A apresentação tem por fim iniciar uma reflexão sobre a obra de Millet para, desta maneira, responder a questão: Como o pintor do século XIX, inserido na tradição do Realismo francês, dialoga com a produção artística contemporânea à sua e como, se é que de fato o faz, colabora para a expansão dos limites da pintura tradicional, oscilando entre uma produção mais progressista e outra, de caráter mais comercial?

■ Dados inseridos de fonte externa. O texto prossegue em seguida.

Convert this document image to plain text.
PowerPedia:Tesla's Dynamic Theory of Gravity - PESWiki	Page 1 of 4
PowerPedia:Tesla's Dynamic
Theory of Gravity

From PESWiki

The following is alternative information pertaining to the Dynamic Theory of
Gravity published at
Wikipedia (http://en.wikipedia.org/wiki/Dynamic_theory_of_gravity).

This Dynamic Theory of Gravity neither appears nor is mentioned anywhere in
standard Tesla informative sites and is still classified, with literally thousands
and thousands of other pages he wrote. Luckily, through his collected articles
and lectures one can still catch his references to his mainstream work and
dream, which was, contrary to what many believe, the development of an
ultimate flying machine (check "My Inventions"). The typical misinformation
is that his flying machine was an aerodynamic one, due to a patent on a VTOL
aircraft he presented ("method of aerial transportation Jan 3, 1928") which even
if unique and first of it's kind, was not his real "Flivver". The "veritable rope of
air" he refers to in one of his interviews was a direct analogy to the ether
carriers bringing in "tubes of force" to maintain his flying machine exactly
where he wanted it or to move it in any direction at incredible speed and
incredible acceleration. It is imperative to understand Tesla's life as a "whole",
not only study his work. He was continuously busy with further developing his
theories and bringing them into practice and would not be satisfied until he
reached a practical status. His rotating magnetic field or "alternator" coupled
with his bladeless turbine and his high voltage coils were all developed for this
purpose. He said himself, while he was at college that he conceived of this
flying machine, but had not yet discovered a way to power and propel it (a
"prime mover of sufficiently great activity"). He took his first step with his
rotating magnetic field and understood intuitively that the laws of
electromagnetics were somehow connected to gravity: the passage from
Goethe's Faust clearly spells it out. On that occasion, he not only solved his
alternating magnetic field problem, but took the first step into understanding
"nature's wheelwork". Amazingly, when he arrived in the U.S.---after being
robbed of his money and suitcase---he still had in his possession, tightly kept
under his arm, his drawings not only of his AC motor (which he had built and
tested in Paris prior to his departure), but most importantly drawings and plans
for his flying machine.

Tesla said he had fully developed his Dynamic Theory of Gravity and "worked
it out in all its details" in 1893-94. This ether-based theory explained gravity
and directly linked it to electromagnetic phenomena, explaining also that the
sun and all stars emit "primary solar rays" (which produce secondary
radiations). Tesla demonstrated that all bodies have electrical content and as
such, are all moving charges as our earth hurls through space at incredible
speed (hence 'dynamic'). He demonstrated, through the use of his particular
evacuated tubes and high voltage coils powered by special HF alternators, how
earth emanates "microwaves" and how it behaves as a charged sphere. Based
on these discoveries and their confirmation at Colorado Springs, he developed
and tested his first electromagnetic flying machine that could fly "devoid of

Tanto quanto lhe permitiam as condições materiais, o trabalhador camponês ocupa o centro da representação na obra do pintor. Entretanto, a experiência social deste grupo não se resume apenas àquela do camponês ligado à terra pela tradição e pelos valores morais ou religiosos, pois após 1848 o próprio campo passava por significativas transformações econômicas, assim como a banlieue e a cidade. Além do mais, fazia parte do imaginário urbano da época a idéia de campo como o espaço antagônico à metrópole, reduto da ignorância de camponeses que personificavam o protótipo da estupidez. A contribuição que Millet parece ter dado à pintura, em sua produção menos convencional iniciada em Paris e portanto anterior a sua partida para Barbizon (1849), dá notícia dos processos de modernização no campo e seus aspectos inter-constitutivos com aqueles que tinham lugar na cidade e na banlieue. Noutros termos, pretendo argumentar que o pintor concebe o trabalho e o trabalhador rural como o duplo do urbano, substituindo a representação poética da vida rural por uma reflexão da experiência de ordem materialista.